Удалившись в соседнюю комнату, хозяйка быстро сняла бигуди и домашний халат.
Мы со Светланой внимательно осмотрели скромную комнату, и обратили внимание на большое количество книг русских писателей, грамоты, вымпелы советских времён, и пионерский галстук, завязанный на шее плюшевого мишки, а особенно, на висящий над письменным столом  портрет Ленина.
-Эльза, а почему у вас на стене Ленин?
-Это Наташина комната, она у нас идеалистка, до сих пор верит в социалистические постулаты. Сын совсем другой,  быстро интегрировался, и не вспоминает о России, он сейчас служит в Бундесфере, через семь месяцев  демобилизуется.
        В Арбайтзамт мы вошли за полчаса до окончания рабочего дня. Посетителей  не было, и мы  с Эльзой сразу прошли в кабинет. Эльза быстро и по-деловому изложила суть дела, протянула инспектору письмо Ульриха. Тучный, раскрасневшийся от духоты инспектор Арбайтзамта немного заигрывал с фрау Херманн, видимо не впервой они встречались в миссиях такого рода.  Я, особенно не вслушивалась в их беседу, улавливая только отдельные слова.
-Женя, ну вы поняли, что он сказал?
-Немного.
-Он сказал, что у вас всё в порядке. Не надо было лишний раз гонять людей в Лангенфельд, что у коллеги Ульриха, видимо, произошло в голове затмение, и на всякий случай дал копию подтверждения.
На обратном пути Эльза, сама вызвалась пойти со мной  к инспектору.
В этот солнечный июльский день Питер Ульрих сидел за письменным столом  в чёрной рубашке, чёрных брюках, и в чёрном галстуке. Получив от меня бумагу, он стал чернее тучи. Его рыжее, веснушчатое лицо покраснело, глаза налились кровью, когда Эльза почти дословно передала ему слова  инспектора Арбайтзамта.
-Фрау Херманн! Вы забываетесь…!
Он на повышенных тонах отчитывал Эльзу за участие в его разоблачении.

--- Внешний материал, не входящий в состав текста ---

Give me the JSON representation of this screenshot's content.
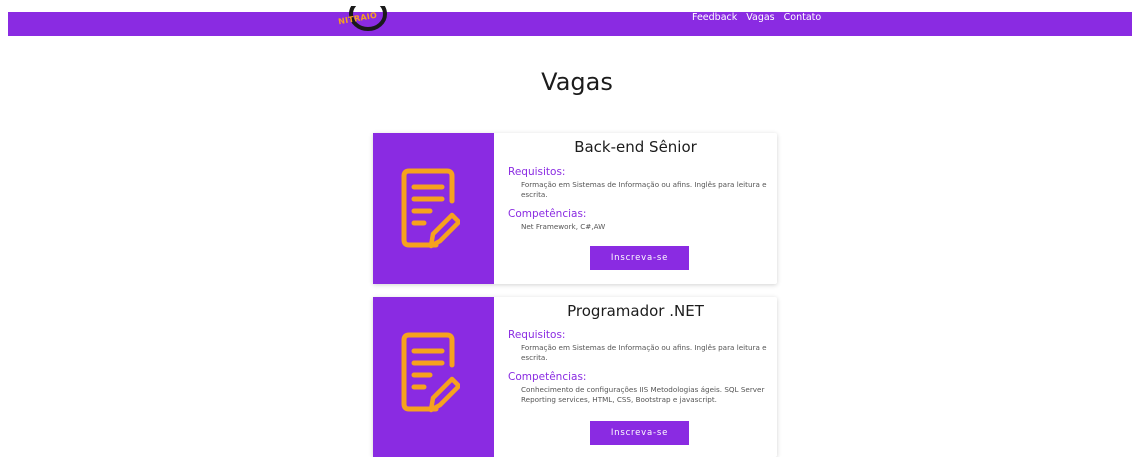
{
  "header": {
    "logo_text": "NITRAIO",
    "nav": [
      "Feedback",
      "Vagas",
      "Contato"
    ]
  },
  "page_title": "Vagas",
  "jobs": [
    {
      "title": "Back-end Sênior",
      "requirements_label": "Requisitos:",
      "requirements": "Formação em Sistemas de Informação ou afins. Inglês para leitura e escrita.",
      "skills_label": "Competências:",
      "skills": "Net Framework, C#,AW",
      "button": "Inscreva-se",
      "icon": "document-edit-icon"
    },
    {
      "title": "Programador .NET",
      "requirements_label": "Requisitos:",
      "requirements": "Formação em Sistemas de Informação ou afins. Inglês para leitura e escrita.",
      "skills_label": "Competências:",
      "skills": "Conhecimento de configurações IIS Metodologias ágeis. SQL Server Reporting services, HTML, CSS, Bootstrap e javascript.",
      "button": "Inscreva-se",
      "icon": "document-edit-icon"
    }
  ],
  "colors": {
    "accent": "#8a2be2",
    "icon": "#f6a21e"
  }
}
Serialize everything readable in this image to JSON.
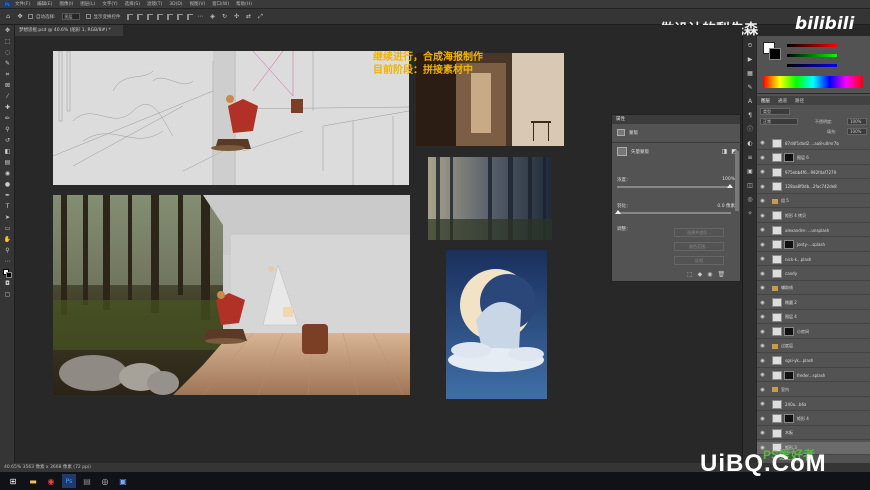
{
  "menu": [
    "文件(F)",
    "编辑(E)",
    "图像(I)",
    "图层(L)",
    "文字(Y)",
    "选择(S)",
    "滤镜(T)",
    "3D(D)",
    "视图(V)",
    "窗口(W)",
    "帮助(H)"
  ],
  "options": {
    "auto_select": "自动选择:",
    "auto_select_value": "图层",
    "show_transform": "显示变换控件"
  },
  "document": {
    "tab": "梦想思抠.psd @ 40.6% (船形 1, RGB/8#) *",
    "status": "40.65%   3563 像素 x 3668 像素 (72 ppi)"
  },
  "canvas_text": {
    "line1": "继续进行，合成海报制作",
    "line2": "目前阶段：拼接素材中"
  },
  "properties": {
    "title": "属性",
    "tab": "蒙版",
    "type": "矢量蒙版",
    "density_label": "浓度：",
    "density_value": "100%",
    "feather_label": "羽化：",
    "feather_value": "0.0 像素",
    "refine_label": "调整：",
    "btn_select": "选择并遮住...",
    "btn_color": "颜色范围...",
    "btn_invert": "反相"
  },
  "watermark": {
    "text": "做设计的梨先森",
    "brand": "bilibili",
    "site": "UiBQ.CoM",
    "site2": "PS爱好者"
  },
  "layers_panel": {
    "tabs": [
      "图层",
      "通道",
      "路径"
    ],
    "kind": "类型",
    "blend": "正常",
    "opacity_label": "不透明度:",
    "opacity": "100%",
    "fill_label": "填充:",
    "fill": "100%",
    "items": [
      {
        "name": "87d4f1dad2....aa8-u0mr7b",
        "type": "layer"
      },
      {
        "name": "图层 6",
        "type": "layer"
      },
      {
        "name": "975ebb4f6...992f4af7279",
        "type": "layer"
      },
      {
        "name": "128aa8f0db...2fac742de8",
        "type": "layer"
      },
      {
        "name": "组 5",
        "type": "group"
      },
      {
        "name": "矩形 4 拷贝",
        "type": "layer"
      },
      {
        "name": "alexandre-....unsplash",
        "type": "layer"
      },
      {
        "name": "jonty-...splash",
        "type": "layer"
      },
      {
        "name": "nick-k...plash",
        "type": "layer"
      },
      {
        "name": "candy",
        "type": "layer"
      },
      {
        "name": "辅助线",
        "type": "group"
      },
      {
        "name": "椭圆 2",
        "type": "layer"
      },
      {
        "name": "图层 4",
        "type": "layer"
      },
      {
        "name": "小房间",
        "type": "layer"
      },
      {
        "name": "过度层",
        "type": "group"
      },
      {
        "name": "sgsi-yk...plash",
        "type": "layer"
      },
      {
        "name": "freder...splash",
        "type": "layer"
      },
      {
        "name": "室内",
        "type": "group"
      },
      {
        "name": "240a...b6a",
        "type": "layer"
      },
      {
        "name": "矩形 4",
        "type": "layer"
      },
      {
        "name": "木板",
        "type": "layer"
      },
      {
        "name": "矩形 3",
        "type": "layer"
      }
    ]
  },
  "colors": {
    "accent": "#f0b400",
    "panel": "#535353",
    "selection": "#c59d4a"
  }
}
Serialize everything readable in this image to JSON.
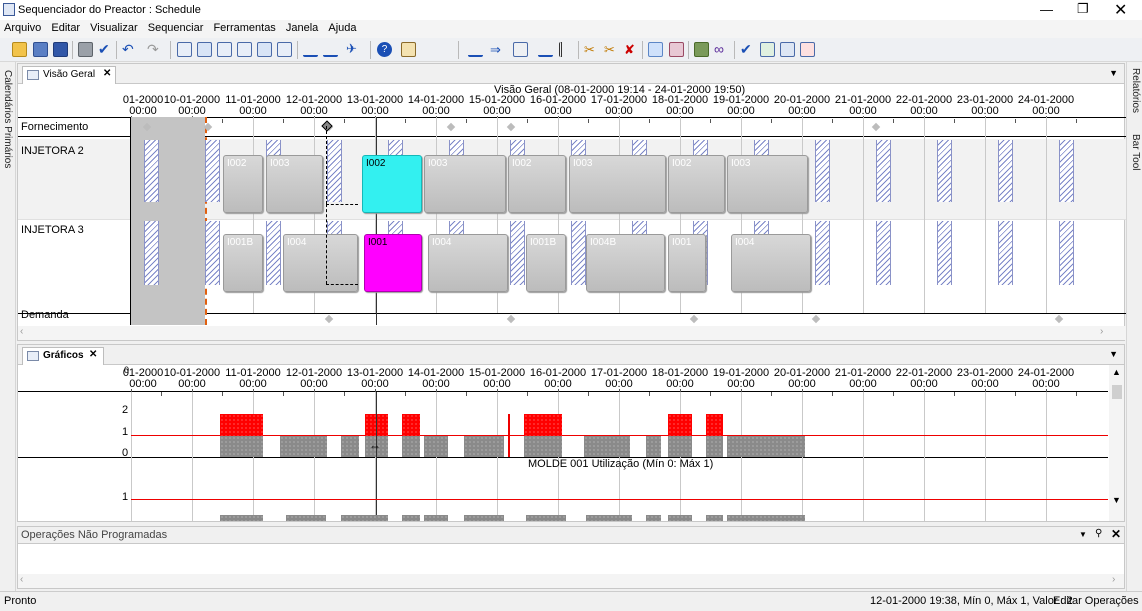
{
  "window": {
    "title": "Sequenciador do Preactor : Schedule",
    "icon": "app-icon"
  },
  "menu": [
    "Arquivo",
    "Editar",
    "Visualizar",
    "Sequenciar",
    "Ferramentas",
    "Janela",
    "Ajuda"
  ],
  "side_left": {
    "label": "Calendários Primários"
  },
  "side_right": {
    "tabs": [
      "Relatórios",
      "Bar Tool"
    ]
  },
  "overview": {
    "tab_label": "Visão Geral",
    "header": "Visão Geral   (08-01-2000 19:14 - 24-01-2000 19:50)",
    "dates": [
      "01-2000",
      "10-01-2000",
      "11-01-2000",
      "12-01-2000",
      "13-01-2000",
      "14-01-2000",
      "15-01-2000",
      "16-01-2000",
      "17-01-2000",
      "18-01-2000",
      "19-01-2000",
      "20-01-2000",
      "21-01-2000",
      "22-01-2000",
      "23-01-2000",
      "24-01-2000"
    ],
    "time": "00:00",
    "rows": [
      "Fornecimento",
      "INJETORA 2",
      "INJETORA 3",
      "Demanda"
    ],
    "ops_row2": [
      "I002",
      "I003",
      "I002",
      "I003",
      "I002",
      "I003",
      "I002",
      "I003"
    ],
    "ops_row3": [
      "I001B",
      "I004",
      "I001",
      "I004",
      "I001B",
      "I004B",
      "I001",
      "I004"
    ]
  },
  "graphs": {
    "tab_label": "Gráficos",
    "dates": [
      "01-2000",
      "10-01-2000",
      "11-01-2000",
      "12-01-2000",
      "13-01-2000",
      "14-01-2000",
      "15-01-2000",
      "16-01-2000",
      "17-01-2000",
      "18-01-2000",
      "19-01-2000",
      "20-01-2000",
      "21-01-2000",
      "22-01-2000",
      "23-01-2000",
      "24-01-2000"
    ],
    "time": "00:00",
    "y_labels": [
      "2",
      "1",
      "0"
    ],
    "caption": "MOLDE 001 Utilização (Mín 0: Máx 1)",
    "y2_label": "1",
    "top_clip": "0"
  },
  "unscheduled": {
    "title": "Operações Não Programadas"
  },
  "status": {
    "left": "Pronto",
    "right": "12-01-2000 19:38, Mín 0, Máx 1, Valor : 2",
    "mode": "Editar Operações"
  },
  "colors": {
    "cyan": "#33f0f0",
    "magenta": "#ff00ff",
    "red": "#ff0000",
    "accent": "#1a4fb5"
  }
}
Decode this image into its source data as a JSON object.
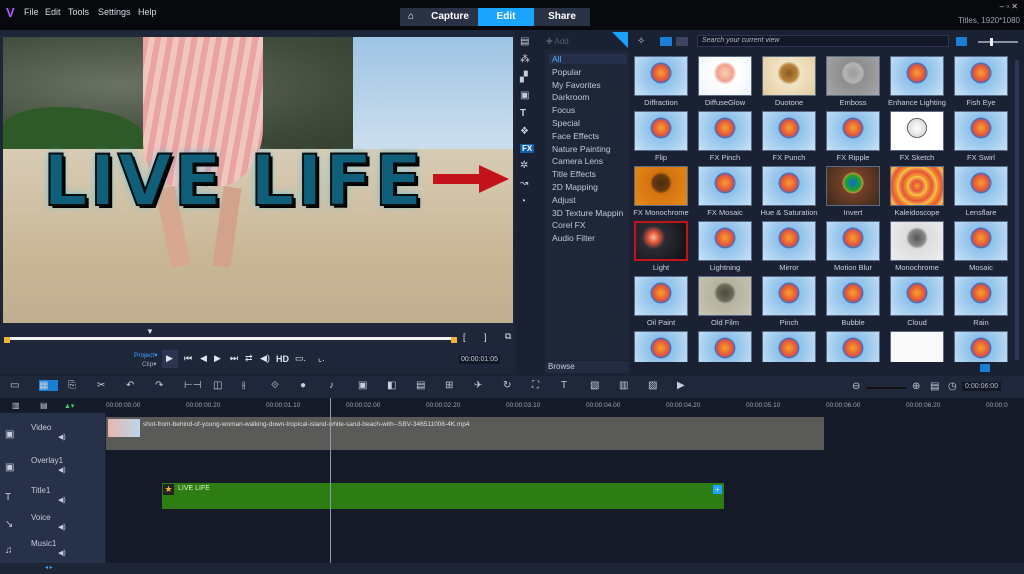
{
  "menubar": {
    "items": [
      "File",
      "Edit",
      "Tools",
      "Settings",
      "Help"
    ],
    "tabs": [
      {
        "label": "Capture"
      },
      {
        "label": "Edit",
        "active": true
      },
      {
        "label": "Share"
      }
    ],
    "home_icon": "home-icon",
    "status": "Titles, 1920*1080"
  },
  "preview": {
    "title_text": "LIVE LIFE",
    "arrow_color": "#c4121a"
  },
  "player": {
    "project_label": "Project▾",
    "clip_label": "Clip▾",
    "hd_label": "HD",
    "timecode": "00:00:01:05"
  },
  "library": {
    "add_label": "Add",
    "search_placeholder": "Search your current view",
    "browse_label": "Browse",
    "categories": [
      "All",
      "Popular",
      "My Favorites",
      "Darkroom",
      "Focus",
      "Special",
      "Face Effects",
      "Nature Painting",
      "Camera Lens",
      "Title Effects",
      "2D Mapping",
      "Adjust",
      "3D Texture Mappin",
      "Corel FX",
      "Audio Filter"
    ],
    "selected_category": "All",
    "selected_panel": "FX",
    "effects": [
      {
        "name": "Diffraction",
        "style": "balloon"
      },
      {
        "name": "DiffuseGlow",
        "style": "glow"
      },
      {
        "name": "Duotone",
        "style": "sepia"
      },
      {
        "name": "Emboss",
        "style": "emboss"
      },
      {
        "name": "Enhance Lighting",
        "style": "balloon"
      },
      {
        "name": "Fish Eye",
        "style": "balloon"
      },
      {
        "name": "Flip",
        "style": "balloon"
      },
      {
        "name": "FX Pinch",
        "style": "balloon"
      },
      {
        "name": "FX Punch",
        "style": "balloon"
      },
      {
        "name": "FX Ripple",
        "style": "balloon"
      },
      {
        "name": "FX Sketch",
        "style": "sketch"
      },
      {
        "name": "FX Swirl",
        "style": "balloon"
      },
      {
        "name": "FX Monochrome",
        "style": "orange"
      },
      {
        "name": "FX Mosaic",
        "style": "balloon"
      },
      {
        "name": "Hue & Saturation",
        "style": "balloon"
      },
      {
        "name": "Invert",
        "style": "invert"
      },
      {
        "name": "Kaleidoscope",
        "style": "kaleido"
      },
      {
        "name": "Lensflare",
        "style": "balloon"
      },
      {
        "name": "Light",
        "style": "light",
        "selected": true
      },
      {
        "name": "Lightning",
        "style": "balloon"
      },
      {
        "name": "Mirror",
        "style": "balloon"
      },
      {
        "name": "Motion Blur",
        "style": "balloon"
      },
      {
        "name": "Monochrome",
        "style": "gray"
      },
      {
        "name": "Mosaic",
        "style": "balloon"
      },
      {
        "name": "Oil Paint",
        "style": "balloon"
      },
      {
        "name": "Old Film",
        "style": "oldfilm"
      },
      {
        "name": "Pinch",
        "style": "balloon"
      },
      {
        "name": "Bubble",
        "style": "balloon"
      },
      {
        "name": "Cloud",
        "style": "balloon"
      },
      {
        "name": "Rain",
        "style": "balloon"
      },
      {
        "name": "",
        "style": "balloon"
      },
      {
        "name": "",
        "style": "balloon"
      },
      {
        "name": "",
        "style": "balloon"
      },
      {
        "name": "",
        "style": "balloon"
      },
      {
        "name": "",
        "style": "white"
      },
      {
        "name": "",
        "style": "balloon"
      }
    ]
  },
  "timeline": {
    "timecode": "0:00:06:00",
    "ruler": [
      "00:00:00.00",
      "00:00:00.20",
      "00:00:01.10",
      "00:00:02.00",
      "00:00:02.20",
      "00:00:03.10",
      "00:00:04.00",
      "00:00:04.20",
      "00:00:05.10",
      "00:00:06.00",
      "00:00:06.20",
      "00:00:0"
    ],
    "tracks": [
      "Video",
      "Overlay1",
      "Title1",
      "Voice",
      "Music1"
    ],
    "video_clip": "shot-from-behind-of-young-woman-walking-down-tropical-island-white-sand-beach-with--SBV-346511008-4K.mp4",
    "title_clip": "LIVE LIFE"
  },
  "colors": {
    "accent": "#1aa3ff",
    "title_clip": "#2e7d12",
    "video_clip": "#5a5a58",
    "selection": "#c4121a"
  }
}
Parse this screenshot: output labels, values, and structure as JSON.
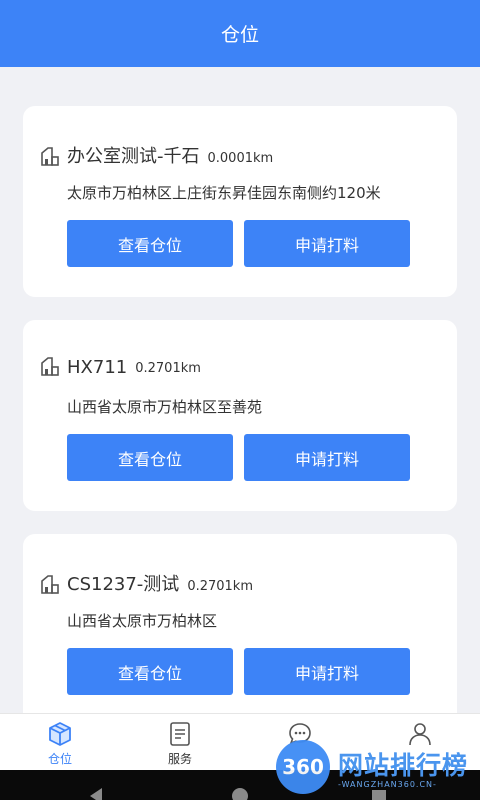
{
  "header": {
    "title": "仓位"
  },
  "cards": [
    {
      "name": "办公室测试-千石",
      "distance": "0.0001km",
      "address": "太原市万柏林区上庄街东昇佳园东南侧约120米",
      "view_label": "查看仓位",
      "apply_label": "申请打料"
    },
    {
      "name": "HX711",
      "distance": "0.2701km",
      "address": "山西省太原市万柏林区至善苑",
      "view_label": "查看仓位",
      "apply_label": "申请打料"
    },
    {
      "name": "CS1237-测试",
      "distance": "0.2701km",
      "address": "山西省太原市万柏林区",
      "view_label": "查看仓位",
      "apply_label": "申请打料"
    }
  ],
  "tabbar": {
    "tabs": [
      {
        "label": "仓位",
        "icon": "box-icon",
        "active": true
      },
      {
        "label": "服务",
        "icon": "document-icon"
      },
      {
        "label": "",
        "icon": "chat-icon"
      },
      {
        "label": "",
        "icon": "user-icon"
      }
    ]
  },
  "watermark": {
    "badge": "360",
    "title": "网站排行榜",
    "subtitle": "-WANGZHAN360.CN-"
  },
  "colors": {
    "primary": "#3d83f7",
    "background": "#f0f1f5",
    "card": "#ffffff",
    "text": "#333333"
  }
}
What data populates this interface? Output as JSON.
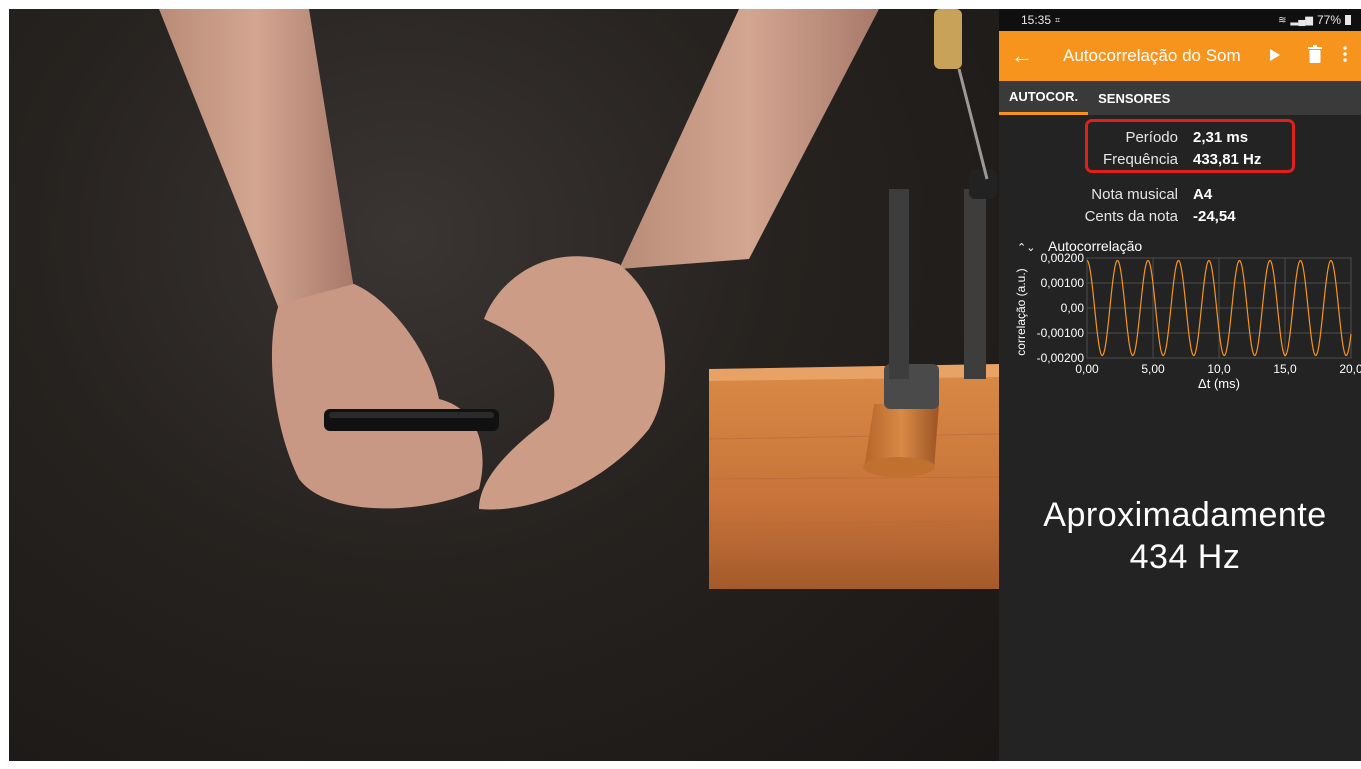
{
  "status_bar": {
    "time": "15:35",
    "battery": "77%"
  },
  "app_bar": {
    "title": "Autocorrelação do Som"
  },
  "tabs": [
    {
      "label": "AUTOCOR."
    },
    {
      "label": "SENSORES"
    }
  ],
  "readout": {
    "period_label": "Período",
    "period_value": "2,31 ms",
    "frequency_label": "Frequência",
    "frequency_value": "433,81 Hz",
    "note_label": "Nota musical",
    "note_value": "A4",
    "cents_label": "Cents da nota",
    "cents_value": "-24,54"
  },
  "chart_data": {
    "type": "line",
    "title": "Autocorrelação",
    "xlabel": "Δt (ms)",
    "ylabel": "correlação (a.u.)",
    "xlim": [
      0,
      20
    ],
    "ylim": [
      -0.002,
      0.002
    ],
    "x_ticks": [
      "0,00",
      "5,00",
      "10,0",
      "15,0",
      "20,0"
    ],
    "y_ticks": [
      "0,00200",
      "0,00100",
      "0,00",
      "-0,00100",
      "-0,00200"
    ],
    "series": [
      {
        "period_ms": 2.31,
        "amplitude": 0.0019,
        "color": "#f7941d"
      }
    ],
    "grid": true
  },
  "caption": {
    "line1": "Aproximadamente",
    "line2": "434 Hz"
  },
  "colors": {
    "accent": "#f7941d",
    "highlight": "#e0201b",
    "background": "#232323"
  }
}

            -Слушайте, фрау Антонова! Как я поняла, вы чем-то крепко насолили этому господину, и эта не единственная пакость, которую, видимо, он вам подбросит. Признавайтесь, за что он вас так невзлюбил?
В голосе Эльзы прозвучали совсем не шуточные нотки. Получив выговор от Ульриха, она была уже не рада, что связалась с моим делом.
-Я сама удивлена, не меньше вашего! Что такого я могла натворить?
Выйдя из дверей красного дома, мы  продолжали обсуждать ниоткуда вдруг навалившуюся на меня проблему. Тем временем в Ратхаузе закончился рабочий день. Подошла молодая женщина с ребёнком, лет трёх-четырёх. Эта пара почему-то показалась мне знакомой. И тут  я вспомнила, что дня три назад мы с Митькой поехали кататься на великах, и на развилке  дорог Дмитрий не пропустил пешеходов, переходящих улицу -  как раз, вот этих самых женщину и ребёнка. Мамаша что-то злобно кричала нам вслед. Я, конечно, отругала Митьку, но бесполезно.
Как только я вспомнила об этом эпизоде, из дверей вышел инспектор Питер Ульрих, женщина заулыбалась, а мальчик бросился обнимать папу.
Я поблагодарила Эльзу Херманн за оказанную мне услугу, извинилась за то, что косвенно втянула её в конфликт, протянула ей  деньги за перевод, но фрау Херманн от оплаты отказалась.